Le 25 mars, la Ministre a reçu certaines organisations syndicales, d’après les communications faites par ces dernières aucun élément nouveau ne leur a été révélé que nous ne connaissions déjà. Pour nous, ce dialogue social à deux vitesses ne contribue ni à la clarté du discours, ni à la sincérité des échanges.
Le 2 avril, lors d’une réunion entre l’ensemble des organisations syndicales et la Ministre portant sur la crise du COVID-19, nous avons réaffirmé que le temps était à la gestion de cette crise sans précédent et non à travailler les projets de loi « comme si de rien n’était ».
Tous les éléments en notre possession montrent que le gouvernement poursuit sa politique qui a conduit la recherche française, notamment en santé à la situation de crise actuelle. En témoigne, le rapport du 7 février « Faire de la France une économie de rupture technologique : soutenir les marchés émergents enjeux de la compétitivité » qui déplore que les programmes de la recherche publique ne soient pas alignés sur les besoins en recherche et développement des entreprises privées. Des leçons devrons être tirées, elles doivent remettre profondément en cause le système actuel de financement de la recherche et de rémunération de ses personnels, ce n’est pas le signal donné par le projet de LPPR actuel !

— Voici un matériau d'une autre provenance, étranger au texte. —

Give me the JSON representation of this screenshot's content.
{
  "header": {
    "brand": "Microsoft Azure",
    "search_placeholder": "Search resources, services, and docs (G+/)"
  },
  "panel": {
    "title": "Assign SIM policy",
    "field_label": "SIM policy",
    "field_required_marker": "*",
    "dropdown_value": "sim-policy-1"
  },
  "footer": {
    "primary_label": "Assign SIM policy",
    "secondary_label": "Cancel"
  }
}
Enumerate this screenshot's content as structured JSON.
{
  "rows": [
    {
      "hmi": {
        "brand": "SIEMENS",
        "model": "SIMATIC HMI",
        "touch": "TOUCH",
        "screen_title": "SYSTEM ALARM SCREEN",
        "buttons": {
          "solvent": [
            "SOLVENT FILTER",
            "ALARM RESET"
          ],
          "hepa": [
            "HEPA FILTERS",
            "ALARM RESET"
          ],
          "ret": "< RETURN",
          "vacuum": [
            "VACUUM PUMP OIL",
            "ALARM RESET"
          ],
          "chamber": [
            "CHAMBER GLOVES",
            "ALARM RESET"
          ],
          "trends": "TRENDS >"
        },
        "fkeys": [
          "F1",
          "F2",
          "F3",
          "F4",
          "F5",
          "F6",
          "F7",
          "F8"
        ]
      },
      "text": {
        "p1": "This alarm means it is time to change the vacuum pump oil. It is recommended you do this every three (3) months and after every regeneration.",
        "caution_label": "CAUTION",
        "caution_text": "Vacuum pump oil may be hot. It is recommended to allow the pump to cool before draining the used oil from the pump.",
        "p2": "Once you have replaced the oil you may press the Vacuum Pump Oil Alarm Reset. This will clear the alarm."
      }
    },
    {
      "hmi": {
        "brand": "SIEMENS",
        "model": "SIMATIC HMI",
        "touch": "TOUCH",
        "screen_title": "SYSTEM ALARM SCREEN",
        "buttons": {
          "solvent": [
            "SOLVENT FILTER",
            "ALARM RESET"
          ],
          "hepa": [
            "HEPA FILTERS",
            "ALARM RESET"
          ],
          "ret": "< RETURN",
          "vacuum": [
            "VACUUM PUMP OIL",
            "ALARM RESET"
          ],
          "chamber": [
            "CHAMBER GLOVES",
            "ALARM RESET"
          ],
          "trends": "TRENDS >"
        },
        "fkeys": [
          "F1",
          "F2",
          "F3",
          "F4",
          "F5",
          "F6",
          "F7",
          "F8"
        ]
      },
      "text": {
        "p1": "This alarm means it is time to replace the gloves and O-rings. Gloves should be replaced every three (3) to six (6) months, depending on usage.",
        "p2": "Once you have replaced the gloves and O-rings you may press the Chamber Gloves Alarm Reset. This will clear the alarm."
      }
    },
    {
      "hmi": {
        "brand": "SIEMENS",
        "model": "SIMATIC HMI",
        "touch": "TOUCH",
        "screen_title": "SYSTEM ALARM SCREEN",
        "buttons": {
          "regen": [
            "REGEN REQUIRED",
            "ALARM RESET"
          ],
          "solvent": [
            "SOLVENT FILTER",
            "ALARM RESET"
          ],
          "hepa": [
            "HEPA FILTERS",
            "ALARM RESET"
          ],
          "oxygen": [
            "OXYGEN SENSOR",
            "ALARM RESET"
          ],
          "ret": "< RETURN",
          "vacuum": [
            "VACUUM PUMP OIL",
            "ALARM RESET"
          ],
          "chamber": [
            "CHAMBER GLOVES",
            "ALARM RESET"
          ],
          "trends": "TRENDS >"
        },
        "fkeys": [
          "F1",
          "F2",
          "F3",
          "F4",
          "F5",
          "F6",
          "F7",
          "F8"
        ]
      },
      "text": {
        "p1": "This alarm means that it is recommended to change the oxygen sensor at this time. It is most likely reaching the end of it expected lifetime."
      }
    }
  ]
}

Le SNTRS-CGT réaffirme ses revendications seules à même de relancer vraiment la machine de la recherche française fragilisée par vingt ans d’austérité, de pilotage et d’encadrement technocratiques.
Cette crise sanitaire montre la nécessité d’une protection sociale de haut niveau, d’investir dans les services publics dont la Fonction Publique. Le SNTRS-CGT poursuit son engagement d’organisation syndicale auprès des salarié-es tant titulaires que contractuel-les tout au long de cette crise. Avec eux, il porte haut et fort la mise en place d’une autre politique de la recherche publique, loin de l’asservissement aux intérêts des entreprises.